В те времена машины в Долине появлялись не так уж часто, и Номи следила за ней, пока не увидела, что легковушка остановилась возле старого здания полиции на главной дороге, за полями.
Маленькая черная точка отделилась от машины и двинулась прямиком через их поле, и Номи все смотрела на нее и еще не знала, что через четверть часа эта точка войдет с поля во двор, а через несколько месяцев женится на ней и заберет с собой в Иерусалим. Издали она не могла даже различить, то ли это точка-мужчина, то ли точка-женщина.

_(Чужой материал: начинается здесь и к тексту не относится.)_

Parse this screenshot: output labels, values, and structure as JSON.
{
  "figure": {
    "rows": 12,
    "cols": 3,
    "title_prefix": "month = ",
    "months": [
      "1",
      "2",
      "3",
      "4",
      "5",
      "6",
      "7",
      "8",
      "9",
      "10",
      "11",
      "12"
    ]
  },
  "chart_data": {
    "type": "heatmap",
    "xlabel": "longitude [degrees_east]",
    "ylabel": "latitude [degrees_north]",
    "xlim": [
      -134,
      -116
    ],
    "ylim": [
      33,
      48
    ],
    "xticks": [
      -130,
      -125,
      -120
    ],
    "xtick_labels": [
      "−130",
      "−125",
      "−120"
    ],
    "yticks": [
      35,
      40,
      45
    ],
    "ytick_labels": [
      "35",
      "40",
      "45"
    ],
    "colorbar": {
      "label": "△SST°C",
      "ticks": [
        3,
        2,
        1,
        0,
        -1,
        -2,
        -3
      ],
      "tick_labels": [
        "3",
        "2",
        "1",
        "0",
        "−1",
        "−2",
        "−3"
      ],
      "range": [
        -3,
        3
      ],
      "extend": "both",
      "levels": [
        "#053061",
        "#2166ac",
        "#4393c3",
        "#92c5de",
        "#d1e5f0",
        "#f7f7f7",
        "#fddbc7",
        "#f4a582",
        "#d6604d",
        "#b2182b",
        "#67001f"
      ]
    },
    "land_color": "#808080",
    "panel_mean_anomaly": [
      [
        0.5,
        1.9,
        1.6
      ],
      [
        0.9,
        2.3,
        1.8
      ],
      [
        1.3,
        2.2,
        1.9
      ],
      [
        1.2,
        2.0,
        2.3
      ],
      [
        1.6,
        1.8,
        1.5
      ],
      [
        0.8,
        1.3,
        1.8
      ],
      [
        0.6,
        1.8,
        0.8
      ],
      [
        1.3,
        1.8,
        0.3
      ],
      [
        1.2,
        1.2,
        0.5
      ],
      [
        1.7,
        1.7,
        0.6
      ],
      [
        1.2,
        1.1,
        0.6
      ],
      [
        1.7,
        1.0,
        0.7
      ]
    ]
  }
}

Маленькая фигурка прошла краем соргового поля, потом миновала строй старых грейпфрутов в апельсиновой роще за вади, медленно пересекла русло, постепенно приближаясь и все более укрупняясь в размерах, и наконец превратилась в молодого человека, имя которого еще не было известно, но облик уже угадывался, а походка выглядела все более легкой и свободной.
Хотя Номи не могла пока услышать, но что-то в этой походке намекало, что парень свистит, и теперь она уже понимала, что путь, которым он движется, ведет его прямиком к ним во двор. И действительно, вскоре послышалось слабое, постепенно усиливающееся посвистывание, и Номи узнала одну их тех солдатских песен, что принесли с собой вернувшиеся с войны.